Во мне закипело раздражение, и я не захотел больше спорить. Я отпустил их, и они ушли, припрыгивая, смеясь и распевая свои песни. Я тоже был бы рад прыгать, смеяться и петь, но это не подобало моему званию. Я направился прямо в «Хвост крокодила», не дожидаясь носилок. Я увидел Мерит после долгой разлуки, и она показалась мне еще милее, чем прежде. Все же я должен признать, что любовь, как и всякая страсть, меняет восприятие мира. Мерит была уже не первой молодости, но в своем зрелом цветении она была мне другом и в чем-то ближе, чем когда-либо прежде.

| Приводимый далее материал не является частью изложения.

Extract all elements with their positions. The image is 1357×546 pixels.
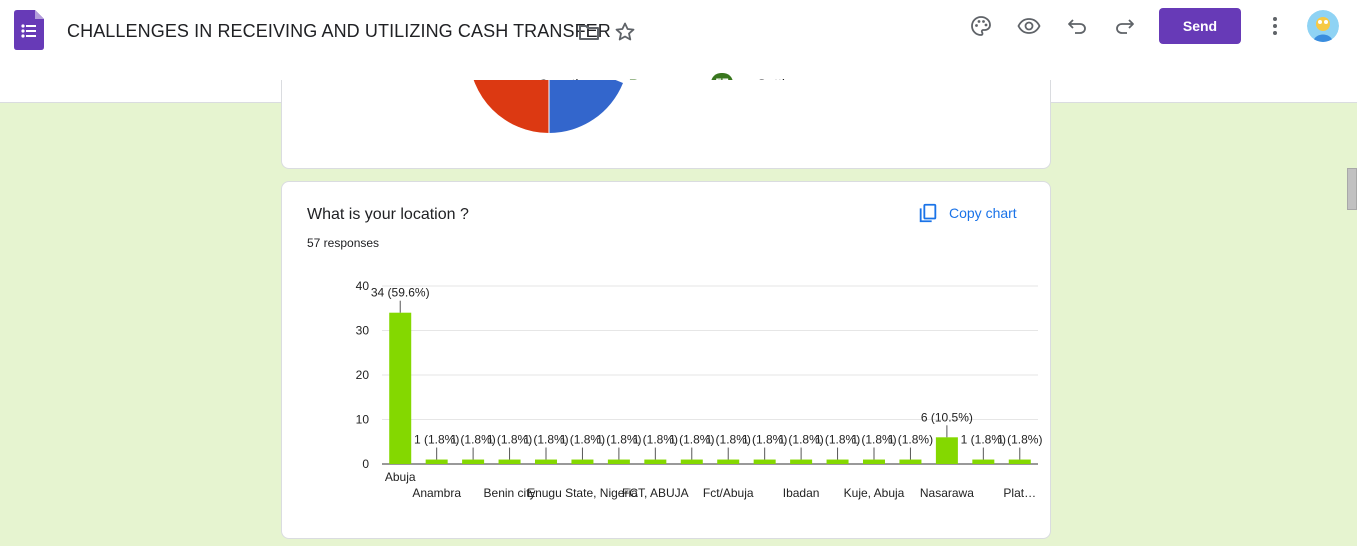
x-category-label: Anambra bbox=[412, 486, 461, 500]
data-label: 1 (1.8%) bbox=[997, 433, 1042, 447]
bar bbox=[826, 459, 849, 464]
x-category-label: Plat… bbox=[1003, 486, 1036, 500]
data-label: 6 (10.5%) bbox=[921, 410, 973, 424]
pie-slice-red bbox=[473, 80, 549, 133]
bar bbox=[717, 459, 740, 464]
pie-slice-blue bbox=[549, 80, 623, 133]
send-button[interactable]: Send bbox=[1159, 8, 1241, 44]
bar bbox=[425, 459, 448, 464]
y-tick-label: 10 bbox=[356, 413, 370, 427]
bar bbox=[972, 459, 995, 464]
bar bbox=[863, 459, 885, 464]
star-icon[interactable] bbox=[613, 20, 637, 44]
bar bbox=[753, 459, 776, 464]
x-category-label: Kuje, Abuja bbox=[844, 486, 905, 500]
x-category-label: Abuja bbox=[385, 470, 416, 484]
bar bbox=[571, 459, 594, 464]
data-label: 34 (59.6%) bbox=[371, 286, 430, 300]
bar bbox=[935, 437, 958, 464]
y-tick-label: 40 bbox=[356, 279, 370, 293]
location-bar-chart: 0 10 20 30 40 34 (59.6%) Abuja 1 (1.8%) Anambra 1… bbox=[356, 279, 1043, 500]
forms-logo-icon[interactable] bbox=[14, 10, 44, 50]
undo-icon[interactable] bbox=[1065, 14, 1089, 38]
x-category-label: FCT, ABUJA bbox=[622, 486, 689, 500]
y-tick-label: 30 bbox=[356, 324, 370, 338]
more-vert-icon[interactable] bbox=[1263, 14, 1287, 38]
palette-icon[interactable] bbox=[969, 14, 993, 38]
bar bbox=[790, 459, 813, 464]
redo-icon[interactable] bbox=[1113, 14, 1137, 38]
bar bbox=[1008, 459, 1031, 464]
previous-question-card bbox=[281, 80, 1051, 169]
question-card: What is your location ? 57 responses Cop… bbox=[281, 181, 1051, 539]
bar bbox=[462, 459, 485, 464]
x-category-label: Ibadan bbox=[783, 486, 820, 500]
bar bbox=[680, 459, 703, 464]
y-tick-label: 20 bbox=[356, 368, 370, 382]
form-title[interactable]: CHALLENGES IN RECEIVING AND UTILIZING CA… bbox=[67, 21, 611, 42]
data-label: 1 (1.8%) bbox=[888, 433, 933, 447]
pie-chart-partial bbox=[473, 80, 623, 133]
x-category-label: Nasarawa bbox=[920, 486, 974, 500]
x-category-label: Fct/Abuja bbox=[703, 486, 754, 500]
bar bbox=[607, 459, 630, 464]
scrollbar-thumb[interactable] bbox=[1347, 168, 1357, 210]
bar bbox=[644, 459, 667, 464]
bar bbox=[498, 459, 521, 464]
bar bbox=[389, 312, 412, 464]
bar bbox=[899, 459, 922, 464]
eye-icon[interactable] bbox=[1017, 14, 1041, 38]
folder-icon[interactable] bbox=[577, 20, 601, 44]
y-tick-label: 0 bbox=[362, 457, 369, 471]
bar bbox=[535, 459, 557, 464]
avatar[interactable] bbox=[1307, 10, 1339, 42]
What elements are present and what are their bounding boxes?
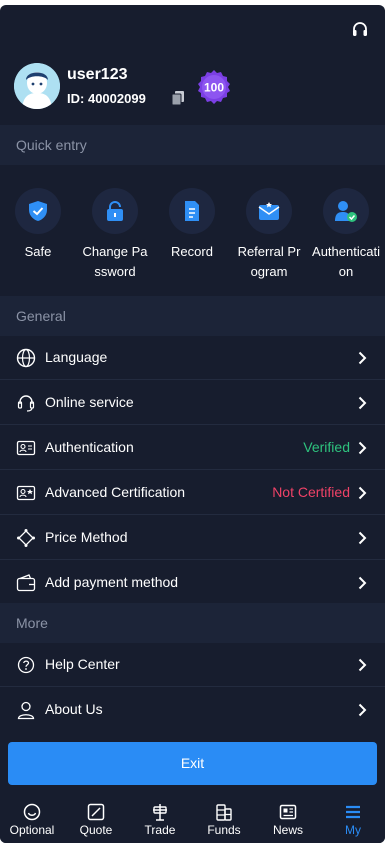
- chevron-right-icon: [358, 351, 367, 365]
- chart-square-icon: [87, 803, 105, 821]
- level-badge-icon: 100: [198, 70, 230, 104]
- quick-item-change-password[interactable]: Change Password: [80, 188, 150, 282]
- id-card-icon: [16, 440, 36, 456]
- row-about-us[interactable]: About Us: [0, 688, 385, 732]
- newspaper-icon: [279, 804, 297, 820]
- quick-item-label: Record: [171, 244, 213, 259]
- menu-icon: [346, 805, 360, 819]
- chevron-right-icon: [358, 703, 367, 717]
- tab-label: Quote: [79, 823, 113, 837]
- envelope-icon: [246, 188, 292, 234]
- headset-icon[interactable]: [351, 21, 369, 39]
- row-online-service[interactable]: Online service: [0, 381, 385, 425]
- quick-item-safe[interactable]: Safe: [3, 188, 73, 262]
- tab-quote[interactable]: Quote: [64, 795, 128, 843]
- row-advanced-certification[interactable]: Advanced Certification Not Certified: [0, 471, 385, 515]
- chevron-right-icon: [358, 658, 367, 672]
- row-label: Add payment method: [45, 574, 179, 590]
- row-authentication[interactable]: Authentication Verified: [0, 426, 385, 470]
- globe-icon: [16, 348, 36, 368]
- row-label: Language: [45, 349, 108, 365]
- headset-icon: [17, 395, 35, 412]
- id-card-star-icon: [16, 485, 36, 501]
- status-not-certified: Not Certified: [272, 484, 350, 500]
- quick-item-authentication[interactable]: Authentication: [311, 188, 381, 282]
- wallet-icon: [16, 574, 36, 592]
- quick-item-label: Referral Program: [237, 244, 301, 279]
- smiley-icon: [23, 803, 41, 821]
- chevron-right-icon: [358, 486, 367, 500]
- section-general: General: [0, 296, 385, 336]
- chevron-right-icon: [358, 576, 367, 590]
- quick-item-label: Authentication: [312, 244, 380, 279]
- row-label: Price Method: [45, 529, 128, 545]
- user-id-label: ID:: [67, 91, 85, 106]
- user-id: ID: 40002099: [67, 91, 146, 106]
- row-label: Authentication: [45, 439, 134, 455]
- tab-news[interactable]: News: [256, 795, 320, 843]
- badge-value: 100: [204, 81, 224, 95]
- quick-item-referral[interactable]: Referral Program: [234, 188, 304, 282]
- shield-icon: [15, 188, 61, 234]
- chevron-right-icon: [358, 531, 367, 545]
- tab-funds[interactable]: Funds: [192, 795, 256, 843]
- quick-item-label: Safe: [24, 244, 52, 259]
- quick-item-label: Change Password: [82, 244, 148, 279]
- tab-label: Funds: [207, 823, 241, 837]
- row-add-payment-method[interactable]: Add payment method: [0, 561, 385, 605]
- chevron-right-icon: [358, 441, 367, 455]
- row-language[interactable]: Language: [0, 336, 385, 380]
- bottom-tab-bar: Optional Quote Trade Funds News My: [0, 795, 385, 843]
- tab-my[interactable]: My: [321, 795, 385, 843]
- quick-item-record[interactable]: Record: [157, 188, 227, 262]
- status-verified: Verified: [303, 439, 350, 455]
- exit-button[interactable]: Exit: [8, 742, 377, 785]
- row-help-center[interactable]: Help Center: [0, 643, 385, 687]
- tab-label: Trade: [144, 823, 176, 837]
- tab-label: Optional: [9, 823, 55, 837]
- row-label: About Us: [45, 701, 103, 717]
- profile-card: user123 ID: 40002099 100: [14, 63, 374, 115]
- section-more: More: [0, 603, 385, 643]
- tab-label: My: [345, 823, 361, 837]
- quick-entry-grid: Safe Change Password Record Referral Pro…: [0, 170, 385, 300]
- copy-icon[interactable]: [172, 91, 184, 105]
- document-icon: [169, 188, 215, 234]
- coins-icon: [216, 804, 232, 821]
- row-price-method[interactable]: Price Method: [0, 516, 385, 560]
- avatar-icon: [14, 63, 60, 109]
- phone-frame: user123 ID: 40002099 100 Quick entry Saf…: [0, 0, 385, 845]
- chevron-right-icon: [358, 396, 367, 410]
- username: user123: [67, 66, 128, 83]
- lock-icon: [92, 188, 138, 234]
- row-label: Help Center: [45, 656, 120, 672]
- question-circle-icon: [17, 656, 35, 674]
- user-id-value: 40002099: [87, 91, 146, 106]
- scale-icon: [153, 804, 167, 821]
- section-quick-entry: Quick entry: [0, 125, 385, 165]
- user-check-icon: [323, 188, 369, 234]
- tab-trade[interactable]: Trade: [128, 795, 192, 843]
- tab-label: News: [272, 823, 303, 837]
- screen: user123 ID: 40002099 100 Quick entry Saf…: [0, 5, 385, 843]
- avatar[interactable]: [14, 63, 60, 109]
- person-icon: [17, 701, 35, 720]
- tab-optional[interactable]: Optional: [0, 795, 64, 843]
- diamond-icon: [17, 529, 35, 547]
- row-label: Advanced Certification: [45, 484, 186, 500]
- row-label: Online service: [45, 394, 134, 410]
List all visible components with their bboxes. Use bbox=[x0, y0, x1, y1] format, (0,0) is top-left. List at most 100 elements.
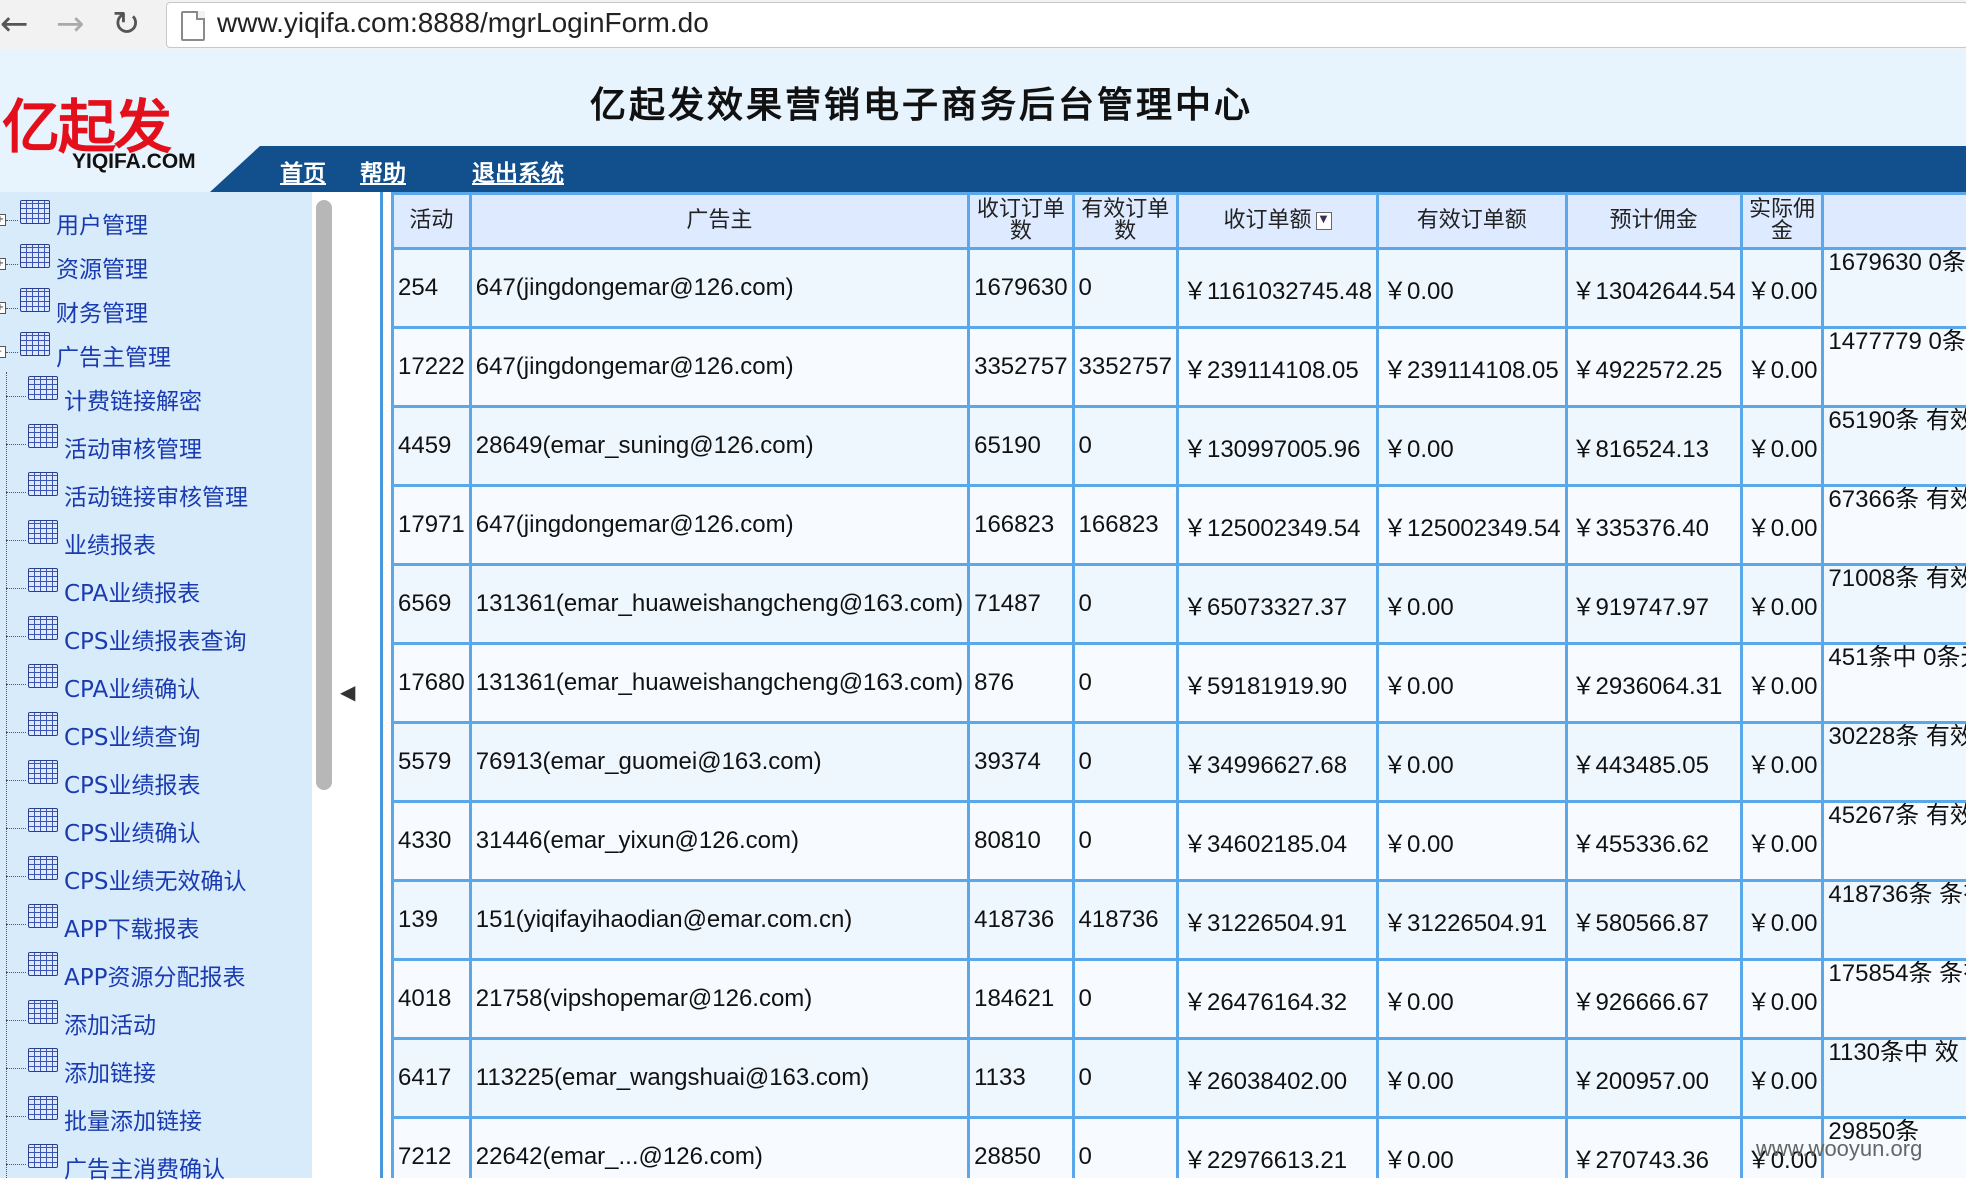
cell-advertiser[interactable]: 113225(emar_wangshuai@163.com) bbox=[470, 1039, 968, 1118]
cell-advertiser[interactable]: 76913(emar_guomei@163.com) bbox=[470, 723, 968, 802]
cell-activity-id[interactable]: 4018 bbox=[393, 960, 471, 1039]
cell-actual-commission: ￥0.00 bbox=[1741, 407, 1823, 486]
yiqifa-logo[interactable]: 亿起发 YIQIFA.COM bbox=[0, 70, 230, 192]
cell-activity-id[interactable]: 7212 bbox=[393, 1118, 471, 1179]
sort-desc-icon[interactable]: ▼ bbox=[1316, 212, 1332, 230]
sidebar-item-add-activity[interactable]: 添加活动 bbox=[0, 1000, 310, 1040]
cell-valid-orders: 166823 bbox=[1073, 486, 1177, 565]
sidebar-item-label: 批量添加链接 bbox=[64, 1102, 202, 1136]
sidebar-item-cps-confirm[interactable]: CPS业绩确认 bbox=[0, 808, 310, 848]
cell-advertiser[interactable]: 647(jingdongemar@126.com) bbox=[470, 486, 968, 565]
cell-activity-id[interactable]: 254 bbox=[393, 249, 471, 328]
grid-icon bbox=[28, 616, 58, 640]
cell-activity-id[interactable]: 4459 bbox=[393, 407, 471, 486]
back-arrow-icon[interactable]: ← bbox=[0, 4, 29, 44]
grid-icon bbox=[28, 904, 58, 928]
header-valid-amount[interactable]: 有效订单额 bbox=[1378, 194, 1567, 249]
header-advertiser[interactable]: 广告主 bbox=[470, 194, 968, 249]
cell-received-amount: ￥59181919.90 bbox=[1177, 644, 1377, 723]
sidebar-item-cps-invalid-confirm[interactable]: CPS业绩无效确认 bbox=[0, 856, 310, 896]
header-received-orders[interactable]: 收订订单数 bbox=[969, 194, 1073, 249]
table-row: 254647(jingdongemar@126.com)16796300￥116… bbox=[393, 249, 1966, 328]
grid-icon bbox=[28, 664, 58, 688]
cell-valid-orders: 0 bbox=[1073, 1118, 1177, 1179]
sidebar-item-batch-add-link[interactable]: 批量添加链接 bbox=[0, 1096, 310, 1136]
sidebar-scrollbar[interactable] bbox=[316, 200, 332, 790]
sidebar-item-advertiser-mgmt[interactable]: - 广告主管理 bbox=[0, 332, 300, 372]
nav-help-link[interactable]: 帮助 bbox=[360, 154, 406, 188]
nav-logout-link[interactable]: 退出系统 bbox=[472, 154, 564, 188]
cell-advertiser[interactable]: 151(yiqifayihaodian@emar.com.cn) bbox=[470, 881, 968, 960]
sidebar-item-cpa-confirm[interactable]: CPA业绩确认 bbox=[0, 664, 310, 704]
grid-icon bbox=[28, 760, 58, 784]
sidebar-item-cps-query[interactable]: CPS业绩查询 bbox=[0, 712, 310, 752]
cell-received-amount: ￥26476164.32 bbox=[1177, 960, 1377, 1039]
header-received-amount[interactable]: 收订单额▼ bbox=[1177, 194, 1377, 249]
cell-valid-amount: ￥0.00 bbox=[1378, 644, 1567, 723]
sidebar-item-billing-link-decrypt[interactable]: 计费链接解密 bbox=[0, 376, 310, 416]
cell-valid-orders: 3352757 bbox=[1073, 328, 1177, 407]
sidebar-item-app-download-report[interactable]: APP下载报表 bbox=[0, 904, 310, 944]
sidebar-item-finance-mgmt[interactable]: + 财务管理 bbox=[0, 288, 300, 328]
nav-home-link[interactable]: 首页 bbox=[280, 154, 326, 188]
forward-arrow-icon[interactable]: → bbox=[56, 4, 85, 44]
page-icon bbox=[181, 11, 205, 41]
sidebar-item-cpa-report[interactable]: CPA业绩报表 bbox=[0, 568, 310, 608]
url-text[interactable]: www.yiqifa.com:8888/mgrLoginForm.do bbox=[217, 7, 709, 39]
sidebar-item-advertiser-consume-confirm[interactable]: 广告主消费确认 bbox=[0, 1144, 310, 1184]
sidebar-item-activity-review[interactable]: 活动审核管理 bbox=[0, 424, 310, 464]
header-actual-commission[interactable]: 实际佣金 bbox=[1741, 194, 1823, 249]
cell-valid-orders: 0 bbox=[1073, 802, 1177, 881]
sidebar-item-app-resource-report[interactable]: APP资源分配报表 bbox=[0, 952, 310, 992]
cell-advertiser[interactable]: 647(jingdongemar@126.com) bbox=[470, 249, 968, 328]
header-activity[interactable]: 活动 bbox=[393, 194, 471, 249]
table-row: 139151(yiqifayihaodian@emar.com.cn)41873… bbox=[393, 881, 1966, 960]
cell-activity-id[interactable]: 17680 bbox=[393, 644, 471, 723]
cell-valid-orders: 0 bbox=[1073, 249, 1177, 328]
cell-advertiser[interactable]: 647(jingdongemar@126.com) bbox=[470, 328, 968, 407]
cell-advertiser[interactable]: 22642(emar_...@126.com) bbox=[470, 1118, 968, 1179]
cell-activity-id[interactable]: 17971 bbox=[393, 486, 471, 565]
cell-received-amount: ￥125002349.54 bbox=[1177, 486, 1377, 565]
cell-advertiser[interactable]: 21758(vipshopemar@126.com) bbox=[470, 960, 968, 1039]
cell-valid-amount: ￥0.00 bbox=[1378, 565, 1567, 644]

Увидев меня, она низко поклонилась и подняла руки, затем ступила вперед, чтобы коснуться моих плеч и щек, улыбнулась и сказала:
— Синухе, Синухе! Как же это случилось, что твои глаза стали такими ясными, и где же твой живот?
— Мерит, любимая из любимых! Мои глаза горят желанием и лихорадкой любви, а мое брюхо истаяло от уныния — так я спешил к тебе, сестра моя.
Вытирая глаза, она сказала:
— О, Синухе! Насколько же ложь слаще правды, когда ты одинок и твоя весна отцвела понапрасну! Но ты пришел, и весна снова здесь, и я верю всем старым сказкам.
Не буду более говорить об этой встрече, ибо мне следует сказать и о Капта. Его брюхо, конечно, не истаяло; он стал еще тучнее, чем прежде, и еще больше обручей позвякивало на его шее, запястьях и щиколотках, между тем как золотая пластинка, которой он прикрывал пустой глаз, была теперь усеяна драгоценными камнями. Увидев меня, он всплакнул от радости и сказал:
— Да будет благословен день, когда мой господин вернулся домой!
Он повел меня в уединенную комнату и усадил на мягкую циновку, тогда как Мерит принесла нам все самое лучшее, что только мог предложить «Хвост крокодила», и мы веселились все вместе.